Zapfe and Hürzeler originally gave the specimens the name Pliopithecus (Epipliopithecus) vindobonensis. Epipliopithecus denoted a sub-generic distinction which implied that this species was ancestral to later pliopithecoids like Pliopithecus antiquus and Pliopithecus platyodon. With the subsequent discovery of many more pliopithecoid species across Eurasia, the precise phylogeny of these species has become less certain. Given the unique morphology of Epipliopithecus, however, researchers have elevated Epliopithecus from a sub-genus to a genus.

== Anatomy and phylogeny ==
Epipliopithecus has a number of morphological characters that demonstrate its primitive phylogenetic position relative to living catarrhines. One of these most notable characters is found in the outer ear morphology of Epipliopithecus. New World monkeys and basal anthropoids (i.e. Aegyptopithecus, Parapithecus, and Apidium) have a bony ectotympanic ring, whereas crown catarrhines (Old World monkeys and apes) have a completely ossified ectotympanic tube. Epipliopithecus possesses an intermediate morphology in the form of a partially ossified ectotympanic tube. Some authors have argued this morphology is best interpreted as an intermediate evolutionary step between an ectotympanic ring and ectotympanic tube. Others have suggested it may be an intermediate developmental morphology, as a similar condition is seen in some extant juvenile catarrhines.

The snout of Epipliopithecus is reduced in length compared to earlier catarrhines like Aegyptopithecus. The crania is globular shape, somewhat similar to a gibbon. These traits, combined with seemingly similar dental characteristics, led some early researchers to suggest a close evolutionary relationship between Pliopithecoidea and Hylobates. This hypothesis has largely fallen out of favor, mostly because of the primitive nature of the skeleton of Epipliopithecus.

Epipliopithecus had a tail, and although this trait is shared by some crown catarrhines (Old World Monkeys), it excludes pliopithecoids from Hominoidea. Moreover, Epipliopithecus has an extremely primitive elbow with intercondylar foramen. This morphology does not allow for the arm to be fully extended as in suspensory hominoids like chimpanzees, orangutans, or gibbons. Combined with a hinge-like thumb joint, similar to the condition seen in New World monkeys, these traits suggest that Epipliopithecus was a quadruped who moved atop tree branches similar to small and medium-sized monkeys.
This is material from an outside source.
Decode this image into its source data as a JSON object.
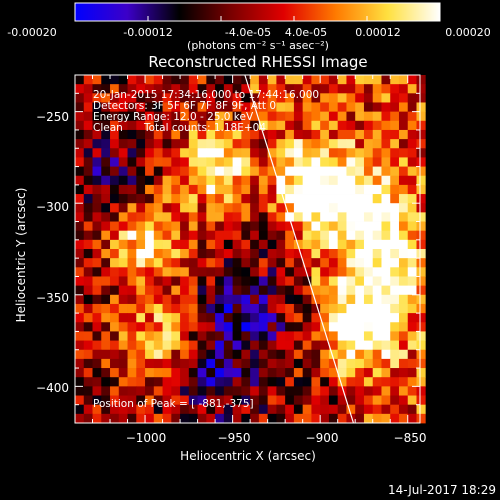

Epipliopithecus can be distinguished from other pliopithecoids by a number of unique dental traits. It is considerably larger than the type species, Pliopithecus antiquus. Epipliopithecus also has higher-crowned incisors, and upper central incisors with a notched lingual cingulum. The trigon base on the lower molars is also considerably reduced, as is buccal cingulum of the upper molars. Epipliopithecus lacks the triangle structures which are characteristic of most pliopithecoids.